If you grew up in Buffalo, N.Y., or any of its many sprawling suburbs, you know this is a city of tough and prideful underdogs. For D.J. Heider, Western New York is also the birthplace of his vision: To make high quality watches at a good value with Heitis Watch Company.
With his latest Kickstarter launching Thursday, Feb. 21 at 9 a.m., Heider hopes to make his mark with a serious hi-beat automatic dive watch, the Okeanos. The watch features many higher end options, like a sapphire crystal, a Miyota 9015 movement and a generous application of Superluminova.
Heider, 38, has had a fascination with watches from an early age. But several years ago, the avid Seiko collector started modifying his Seikos with aftermarket parts and building whole watches for friends. The hobby soon turned into an obsession as Heider started making plans to start his own watch company. “I just wanted to make something that wasn’t junk – not just a cheap fashion watch.”
The easiest path for Heider was to use a solid quartz movement at first to launch the first set of watches – a pilot’s watch to honor his veteran grandfather, a sporty chronograph and a minimalist bauhaus dress watch. In 2015, Heider took his dream to Kickstarter and almost missed his fundraising goal – but his brother came to the rescue and ordered the final watches needed to kickstart the project. “It was really stressful,” he said. “But when my brother stepped up for me, it made me want to work even harder. It’s a great feeling to release a watch, but it’s boom or bust with crowd fundraising.”
Heider paid his brother back and quickly went to work making watches for backers. He finished assembly himself at his home in Hamburg (a town near Buffalo) with the help of his wife. She handled packaging and mailing when Heider was busy with his full time job. The watches went over well, but for Heider, something was missing.
Stepping up his game
Heider had originally fallen in love with mechanical watches, so it was only natural that would be the next step for Heitis. He wanted to design a dive watch that would appeal to everyone. Determined to do it right, Heider went through a couple different prototypes before settling on the current version of the Okeanos – not an homage to any watch, but taking design cues from from dive watches throughout the decades.
“I would have loved to do an automatic right off the bat,” he said. “But I’m happy we could get the quartz models out – they are good watches with reliable movements.

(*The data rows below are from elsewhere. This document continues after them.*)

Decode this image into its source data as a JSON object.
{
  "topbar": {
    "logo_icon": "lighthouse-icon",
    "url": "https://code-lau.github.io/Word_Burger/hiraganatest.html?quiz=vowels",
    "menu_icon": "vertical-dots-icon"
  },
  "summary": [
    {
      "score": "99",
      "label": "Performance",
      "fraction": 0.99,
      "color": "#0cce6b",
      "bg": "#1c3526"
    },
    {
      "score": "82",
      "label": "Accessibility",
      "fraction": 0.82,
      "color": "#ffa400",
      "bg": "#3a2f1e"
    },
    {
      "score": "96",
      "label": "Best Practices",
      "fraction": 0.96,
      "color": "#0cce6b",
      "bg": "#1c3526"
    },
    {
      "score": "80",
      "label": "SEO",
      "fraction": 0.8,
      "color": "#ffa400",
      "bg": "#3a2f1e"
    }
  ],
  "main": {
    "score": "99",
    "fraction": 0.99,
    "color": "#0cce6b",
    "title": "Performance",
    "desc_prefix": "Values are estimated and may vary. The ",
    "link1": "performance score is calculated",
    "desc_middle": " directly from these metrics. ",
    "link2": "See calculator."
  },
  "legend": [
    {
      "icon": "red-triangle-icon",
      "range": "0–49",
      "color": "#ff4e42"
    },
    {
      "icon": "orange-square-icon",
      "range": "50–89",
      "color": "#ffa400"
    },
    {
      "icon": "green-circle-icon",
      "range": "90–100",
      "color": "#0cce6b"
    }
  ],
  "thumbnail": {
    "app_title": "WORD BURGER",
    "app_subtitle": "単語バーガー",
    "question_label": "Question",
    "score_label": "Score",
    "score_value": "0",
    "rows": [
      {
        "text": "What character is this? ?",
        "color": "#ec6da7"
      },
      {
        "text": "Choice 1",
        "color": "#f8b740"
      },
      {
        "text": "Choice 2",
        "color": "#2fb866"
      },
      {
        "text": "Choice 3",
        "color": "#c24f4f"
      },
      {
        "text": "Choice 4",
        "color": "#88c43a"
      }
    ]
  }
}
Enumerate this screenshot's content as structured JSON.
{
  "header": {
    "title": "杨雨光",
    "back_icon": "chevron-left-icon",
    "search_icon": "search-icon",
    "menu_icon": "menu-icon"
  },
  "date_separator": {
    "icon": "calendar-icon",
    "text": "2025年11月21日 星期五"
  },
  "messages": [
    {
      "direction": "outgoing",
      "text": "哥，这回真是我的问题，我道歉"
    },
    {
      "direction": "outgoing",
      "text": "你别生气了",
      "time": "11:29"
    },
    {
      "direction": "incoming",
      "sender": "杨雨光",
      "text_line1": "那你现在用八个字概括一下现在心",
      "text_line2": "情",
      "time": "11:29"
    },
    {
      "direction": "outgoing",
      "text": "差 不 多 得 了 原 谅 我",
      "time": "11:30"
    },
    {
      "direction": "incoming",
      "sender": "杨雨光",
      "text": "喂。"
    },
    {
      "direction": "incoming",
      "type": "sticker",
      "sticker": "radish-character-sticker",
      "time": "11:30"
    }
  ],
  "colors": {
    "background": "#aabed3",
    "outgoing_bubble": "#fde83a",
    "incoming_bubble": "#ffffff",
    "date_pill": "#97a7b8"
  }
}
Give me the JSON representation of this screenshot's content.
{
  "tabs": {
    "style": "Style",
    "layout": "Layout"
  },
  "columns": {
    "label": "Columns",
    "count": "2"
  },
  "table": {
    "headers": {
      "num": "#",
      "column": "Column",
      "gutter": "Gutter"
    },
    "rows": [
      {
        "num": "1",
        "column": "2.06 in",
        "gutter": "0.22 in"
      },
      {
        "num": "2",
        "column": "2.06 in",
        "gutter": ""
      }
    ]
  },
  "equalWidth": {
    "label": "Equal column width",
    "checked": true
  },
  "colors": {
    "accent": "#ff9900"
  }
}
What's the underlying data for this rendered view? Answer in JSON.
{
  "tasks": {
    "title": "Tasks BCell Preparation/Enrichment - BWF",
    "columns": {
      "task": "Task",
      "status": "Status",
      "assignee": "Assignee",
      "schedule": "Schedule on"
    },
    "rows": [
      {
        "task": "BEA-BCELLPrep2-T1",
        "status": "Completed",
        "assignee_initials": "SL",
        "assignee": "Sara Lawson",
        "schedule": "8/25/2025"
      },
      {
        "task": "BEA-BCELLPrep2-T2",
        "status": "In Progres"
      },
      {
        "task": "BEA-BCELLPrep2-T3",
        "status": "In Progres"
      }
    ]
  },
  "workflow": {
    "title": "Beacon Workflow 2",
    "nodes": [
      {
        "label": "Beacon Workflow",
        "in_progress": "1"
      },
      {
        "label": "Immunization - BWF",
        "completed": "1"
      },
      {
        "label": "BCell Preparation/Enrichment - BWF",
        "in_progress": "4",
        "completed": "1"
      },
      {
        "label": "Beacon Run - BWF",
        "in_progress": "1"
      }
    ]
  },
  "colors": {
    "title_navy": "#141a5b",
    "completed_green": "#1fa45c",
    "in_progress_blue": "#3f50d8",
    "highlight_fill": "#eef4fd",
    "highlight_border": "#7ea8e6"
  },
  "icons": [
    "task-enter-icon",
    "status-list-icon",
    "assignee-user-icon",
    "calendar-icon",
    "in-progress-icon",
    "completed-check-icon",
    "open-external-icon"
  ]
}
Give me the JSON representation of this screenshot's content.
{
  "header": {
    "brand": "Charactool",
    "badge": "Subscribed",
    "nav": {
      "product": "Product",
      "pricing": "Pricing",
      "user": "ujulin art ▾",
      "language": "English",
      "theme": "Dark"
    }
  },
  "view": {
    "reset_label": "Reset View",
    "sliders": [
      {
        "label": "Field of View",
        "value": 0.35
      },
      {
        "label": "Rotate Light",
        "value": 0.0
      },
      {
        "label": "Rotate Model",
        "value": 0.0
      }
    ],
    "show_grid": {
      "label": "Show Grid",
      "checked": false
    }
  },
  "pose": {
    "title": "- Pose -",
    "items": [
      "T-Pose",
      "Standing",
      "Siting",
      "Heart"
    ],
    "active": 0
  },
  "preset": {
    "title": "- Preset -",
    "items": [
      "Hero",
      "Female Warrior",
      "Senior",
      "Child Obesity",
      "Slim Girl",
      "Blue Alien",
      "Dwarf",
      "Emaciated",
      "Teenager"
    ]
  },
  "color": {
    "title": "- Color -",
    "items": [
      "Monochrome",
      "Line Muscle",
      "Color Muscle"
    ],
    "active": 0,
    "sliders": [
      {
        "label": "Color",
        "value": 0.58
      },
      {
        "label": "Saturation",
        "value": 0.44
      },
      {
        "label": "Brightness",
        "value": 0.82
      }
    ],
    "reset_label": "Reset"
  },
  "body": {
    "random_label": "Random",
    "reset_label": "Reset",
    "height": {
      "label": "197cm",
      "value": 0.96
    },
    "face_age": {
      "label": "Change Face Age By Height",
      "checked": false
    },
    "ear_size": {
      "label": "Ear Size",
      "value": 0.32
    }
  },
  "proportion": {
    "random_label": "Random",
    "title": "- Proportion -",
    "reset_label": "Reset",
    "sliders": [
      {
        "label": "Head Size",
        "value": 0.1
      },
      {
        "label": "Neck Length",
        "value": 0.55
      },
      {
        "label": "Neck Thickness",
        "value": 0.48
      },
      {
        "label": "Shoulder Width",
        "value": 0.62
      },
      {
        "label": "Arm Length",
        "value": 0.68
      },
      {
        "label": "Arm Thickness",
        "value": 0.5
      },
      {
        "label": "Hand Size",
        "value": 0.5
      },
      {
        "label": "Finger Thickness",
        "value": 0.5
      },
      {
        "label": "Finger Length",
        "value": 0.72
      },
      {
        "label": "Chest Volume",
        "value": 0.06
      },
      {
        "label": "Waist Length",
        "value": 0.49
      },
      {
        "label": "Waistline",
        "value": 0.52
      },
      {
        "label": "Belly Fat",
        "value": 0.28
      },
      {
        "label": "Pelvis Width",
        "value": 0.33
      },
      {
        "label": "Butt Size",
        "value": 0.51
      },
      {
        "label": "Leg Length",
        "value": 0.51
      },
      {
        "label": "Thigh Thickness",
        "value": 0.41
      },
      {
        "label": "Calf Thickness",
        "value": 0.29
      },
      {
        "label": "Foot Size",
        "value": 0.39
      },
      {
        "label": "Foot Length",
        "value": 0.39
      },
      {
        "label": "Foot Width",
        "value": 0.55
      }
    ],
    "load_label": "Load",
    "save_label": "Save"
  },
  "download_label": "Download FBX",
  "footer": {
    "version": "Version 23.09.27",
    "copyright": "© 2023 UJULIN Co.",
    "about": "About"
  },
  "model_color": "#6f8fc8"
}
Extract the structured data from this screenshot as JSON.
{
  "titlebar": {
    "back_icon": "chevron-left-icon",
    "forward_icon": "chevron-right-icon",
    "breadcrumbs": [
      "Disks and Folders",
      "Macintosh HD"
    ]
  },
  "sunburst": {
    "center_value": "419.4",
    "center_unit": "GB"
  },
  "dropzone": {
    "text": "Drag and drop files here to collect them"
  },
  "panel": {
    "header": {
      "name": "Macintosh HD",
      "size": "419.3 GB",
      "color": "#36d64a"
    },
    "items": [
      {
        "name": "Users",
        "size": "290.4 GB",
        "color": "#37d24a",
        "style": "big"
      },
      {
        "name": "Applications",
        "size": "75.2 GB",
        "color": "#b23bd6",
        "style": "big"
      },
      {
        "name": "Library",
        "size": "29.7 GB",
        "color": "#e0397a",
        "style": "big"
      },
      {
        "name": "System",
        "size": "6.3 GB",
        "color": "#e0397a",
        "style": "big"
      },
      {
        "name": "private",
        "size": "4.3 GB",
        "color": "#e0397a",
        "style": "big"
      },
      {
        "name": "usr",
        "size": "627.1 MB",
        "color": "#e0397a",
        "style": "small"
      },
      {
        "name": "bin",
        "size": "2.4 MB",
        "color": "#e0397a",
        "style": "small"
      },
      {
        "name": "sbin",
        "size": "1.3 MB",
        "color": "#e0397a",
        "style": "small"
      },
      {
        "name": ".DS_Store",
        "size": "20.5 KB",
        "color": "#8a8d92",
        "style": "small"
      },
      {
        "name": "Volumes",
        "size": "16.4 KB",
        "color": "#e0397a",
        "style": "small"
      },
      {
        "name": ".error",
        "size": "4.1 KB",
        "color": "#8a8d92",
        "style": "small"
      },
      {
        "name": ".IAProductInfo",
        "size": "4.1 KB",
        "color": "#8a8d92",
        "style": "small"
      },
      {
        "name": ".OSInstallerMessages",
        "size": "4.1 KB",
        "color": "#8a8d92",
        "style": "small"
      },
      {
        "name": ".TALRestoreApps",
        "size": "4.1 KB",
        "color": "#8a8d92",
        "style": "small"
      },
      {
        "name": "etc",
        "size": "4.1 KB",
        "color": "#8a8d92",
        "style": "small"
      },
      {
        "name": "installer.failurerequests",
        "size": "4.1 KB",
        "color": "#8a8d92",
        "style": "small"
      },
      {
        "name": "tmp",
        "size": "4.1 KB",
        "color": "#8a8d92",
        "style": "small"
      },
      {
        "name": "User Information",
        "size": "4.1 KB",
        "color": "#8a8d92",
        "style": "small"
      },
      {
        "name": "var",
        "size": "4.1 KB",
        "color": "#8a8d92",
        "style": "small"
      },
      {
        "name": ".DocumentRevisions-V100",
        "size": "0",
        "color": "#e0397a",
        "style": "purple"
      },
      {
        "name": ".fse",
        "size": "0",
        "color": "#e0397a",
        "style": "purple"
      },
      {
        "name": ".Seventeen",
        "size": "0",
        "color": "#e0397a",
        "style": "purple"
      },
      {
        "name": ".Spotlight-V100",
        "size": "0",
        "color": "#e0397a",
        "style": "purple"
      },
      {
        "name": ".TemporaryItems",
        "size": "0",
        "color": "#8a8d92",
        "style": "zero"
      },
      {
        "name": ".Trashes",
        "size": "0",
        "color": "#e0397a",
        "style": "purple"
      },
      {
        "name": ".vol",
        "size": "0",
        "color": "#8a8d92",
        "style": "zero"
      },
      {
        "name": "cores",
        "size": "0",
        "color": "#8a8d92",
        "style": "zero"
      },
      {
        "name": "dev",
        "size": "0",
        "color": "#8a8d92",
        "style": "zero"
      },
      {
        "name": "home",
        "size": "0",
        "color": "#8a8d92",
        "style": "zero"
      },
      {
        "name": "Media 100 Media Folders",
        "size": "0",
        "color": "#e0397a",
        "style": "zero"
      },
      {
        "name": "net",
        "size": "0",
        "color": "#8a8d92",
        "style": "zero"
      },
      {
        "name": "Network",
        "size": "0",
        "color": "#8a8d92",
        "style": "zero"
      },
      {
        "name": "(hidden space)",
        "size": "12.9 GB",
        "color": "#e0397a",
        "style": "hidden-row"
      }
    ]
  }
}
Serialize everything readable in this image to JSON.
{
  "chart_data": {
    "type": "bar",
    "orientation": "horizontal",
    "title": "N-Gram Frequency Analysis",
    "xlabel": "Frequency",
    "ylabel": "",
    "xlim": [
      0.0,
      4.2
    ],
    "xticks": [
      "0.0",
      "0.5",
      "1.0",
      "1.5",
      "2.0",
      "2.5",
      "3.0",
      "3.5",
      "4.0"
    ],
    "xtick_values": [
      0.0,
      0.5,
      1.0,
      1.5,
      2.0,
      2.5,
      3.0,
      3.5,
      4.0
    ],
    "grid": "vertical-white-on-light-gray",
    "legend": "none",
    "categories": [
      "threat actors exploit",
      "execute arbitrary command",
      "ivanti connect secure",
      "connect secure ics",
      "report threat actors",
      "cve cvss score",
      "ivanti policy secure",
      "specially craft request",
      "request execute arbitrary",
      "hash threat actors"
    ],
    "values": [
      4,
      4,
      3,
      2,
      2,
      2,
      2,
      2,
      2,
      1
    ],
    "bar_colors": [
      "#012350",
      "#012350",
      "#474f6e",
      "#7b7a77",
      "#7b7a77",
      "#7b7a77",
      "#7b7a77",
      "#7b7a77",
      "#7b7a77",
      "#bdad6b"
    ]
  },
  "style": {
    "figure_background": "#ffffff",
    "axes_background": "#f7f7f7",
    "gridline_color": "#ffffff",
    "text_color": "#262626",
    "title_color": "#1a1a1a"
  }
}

And normally, at that price point, you end up with junk fashion watches. So, I’m proud of the first line.”
For the Okeanos, Heider was ready to make the leap forward into mechanical timepieces. He didn’t want to use a low-beat movement but wanted to offer the watch at a fair price. The Miyota 9015 seemed to fit the bill, giving him a high beat movement dive watch enthusiasts crave. “I was really itching to get an automatic going. I live a couple of miles from a lake here in town and my family loves being around water, so a diver was the perfect choice. And being a watch geek myself, I always wanted to do an automatic and really get Heitis on the map.”
To do that, Heider would need to focus on something that would set his watch apart from the wide variety of micro brand divers: the details. The Okeanos features a deep pressed caseback logo, a saw toothed bezel, and a textured “waffle” dial. “This is not some off-the-shelf watch I chose out of a catalog and printed the logo on,” he said. “I put a lot of effort into the design and thinking about all the little things that would set this watch apart.”
Heider reached out to friends in the watch community who gave him advice and honest feedback about his first prototypes. That feedback led to some key changes to make the crown function improved. “The truth hurts, sometimes,” he said. “But it was something I needed to hear and I’m grateful people were honest. It make the watch better.”
And, of course, there’s some Buffalo pride injected into each timepiece. “We definitely have that underdog mentality,” he said. “Things are looking up. Buffalo is going through a real revitalization with new development downtown and at the waterfront district. It’s exciting for a lot of us. And, hey, the Bills made the playoffs.”
In his spare time, Heider enjoys spending time with his wife and three children. And he loves to brew his own beer. “It’s a lot of fun to get into that – you have all these different recipes and it gives you a sense of pride.”
Heider hopes he’s brewed a recipe for success with the Okeanos.